Most producers treat cut-throat supermarket pricing as the cost of entry to the market, but Morgan for one is worried about repeating the commoditisation of blends with single malts, which should be the jewel of the category. "I think (malt discounting) is short-termism by people who forget to look at what has happened to blended Scotch whisky in the UK," he says. "It has been completely commoditised. When you talk to young people, they consider blended Scotch to be a lost category because it's cheap."

This has had an impact on consumer behaviour, leaving people with the vague aspiration to become a single malt drinker in their 30s, but without following the traditional path of buying blends first.

Such behaviour is not confined to the UK, however. Taiwan, one of the top-performing Asian markets for 20 years or more, has evolved into a prime market for single - and, more recently, blended - malts. Here blended malts, led by Edrington's The Famous Grouse and Suntory's Prime Blue, have captured two-thirds of the market in the past year or so, with single malts, led by The Macallan, selling at a premium.
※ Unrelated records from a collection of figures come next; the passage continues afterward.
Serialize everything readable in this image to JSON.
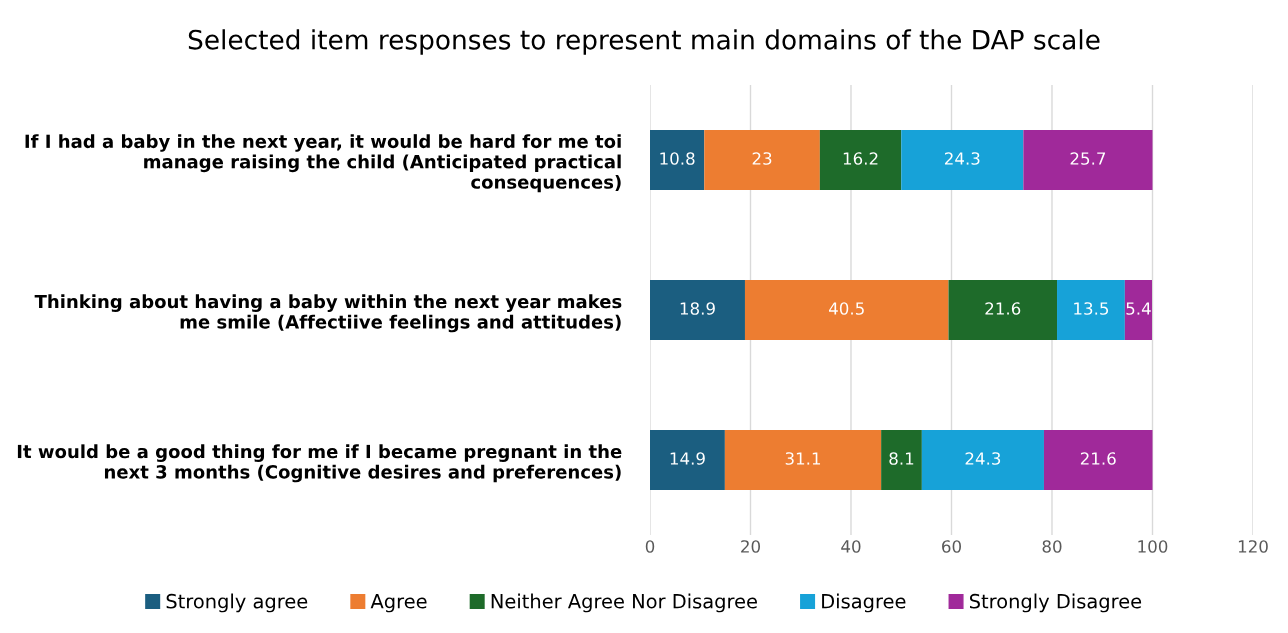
{
  "chart_data": {
    "type": "bar",
    "orientation": "horizontal",
    "stacked": true,
    "title": "Selected item responses to represent main domains of the DAP scale",
    "categories": [
      "If I had a baby in the next year, it would be hard for me toi manage raising the child (Anticipated practical consequences)",
      "Thinking about having a baby within the next year makes me smile (Affectiive feelings and attitudes)",
      "It would be a good thing for me if I became pregnant in the next 3 months (Cognitive desires and preferences)"
    ],
    "series": [
      {
        "name": "Strongly agree",
        "color": "#1b5e80",
        "values": [
          10.8,
          18.9,
          14.9
        ]
      },
      {
        "name": "Agree",
        "color": "#ed7d31",
        "values": [
          23,
          40.5,
          31.1
        ]
      },
      {
        "name": "Neither Agree Nor Disagree",
        "color": "#1e6b2a",
        "values": [
          16.2,
          21.6,
          8.1
        ]
      },
      {
        "name": "Disagree",
        "color": "#17a2d8",
        "values": [
          24.3,
          13.5,
          24.3
        ]
      },
      {
        "name": "Strongly Disagree",
        "color": "#a0299a",
        "values": [
          25.7,
          5.4,
          21.6
        ]
      }
    ],
    "xlim": [
      0,
      120
    ],
    "xticks": [
      0,
      20,
      40,
      60,
      80,
      100,
      120
    ],
    "grid": "x",
    "legend": "bottom",
    "data_labels": true
  }
}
Elsewhere, Japan has matured into a facsimile of a mature European single malt market, to the detriment of blends, which are in long-term decline. And then there is China…

Ask senior whisky executives about the future in China and many will respond, even if only privately: "I don't know". Blends have continued their dynamic growth, with estimated sales at the end of 2006 for Chivas Regal of about 400,000 cases a year, and Johnnie Walker Black Label sitting at about 200,000 cases.

However, Morgan is less certain about the prospects for malts, which he believes will take time "to bed down", but points out that consumption may well be driven by the number of people travelling through China to and from other Asian countries and the rest of the world. "Those consumers will also drive malt growth," he says.

And yet, despite the knock-back of the latest Budget announcement, for many the most exciting potential market for Scotch whisky remains India. Economic growth, including a burgeoning middle class, strong cultural links with the West and massive existing consumption of Indian, molasses-based 'whisky' are all factors in its favour.

"I think people fail to realise that India is in probability the biggest whisky market in the world, where Scotch awareness, if not consumption, amongst consumers is huge, absolutely huge," says Morgan. "Consumption and sales volumes are constrained by current, well-known problems. The potential for growth in India is quite remarkable."

Whatever the disappointments of this year's Budget, the likelihood is that India will start to relax that prohibitive duty system sooner rather than later. It has too much to gain from doing so in terms of adherence to WTO regulations and the quality of its relationship with the EU and other key trading partners, to continue to hold out for long.

So, for the moment at least, distillers will have to remain patient. Fortunately, there is more than enough potential in other markets to encourage investment and innovation in the sector. And when the Indian market finally does open up, they may find themselves in need of even more production capacity simply to keep pace with demand.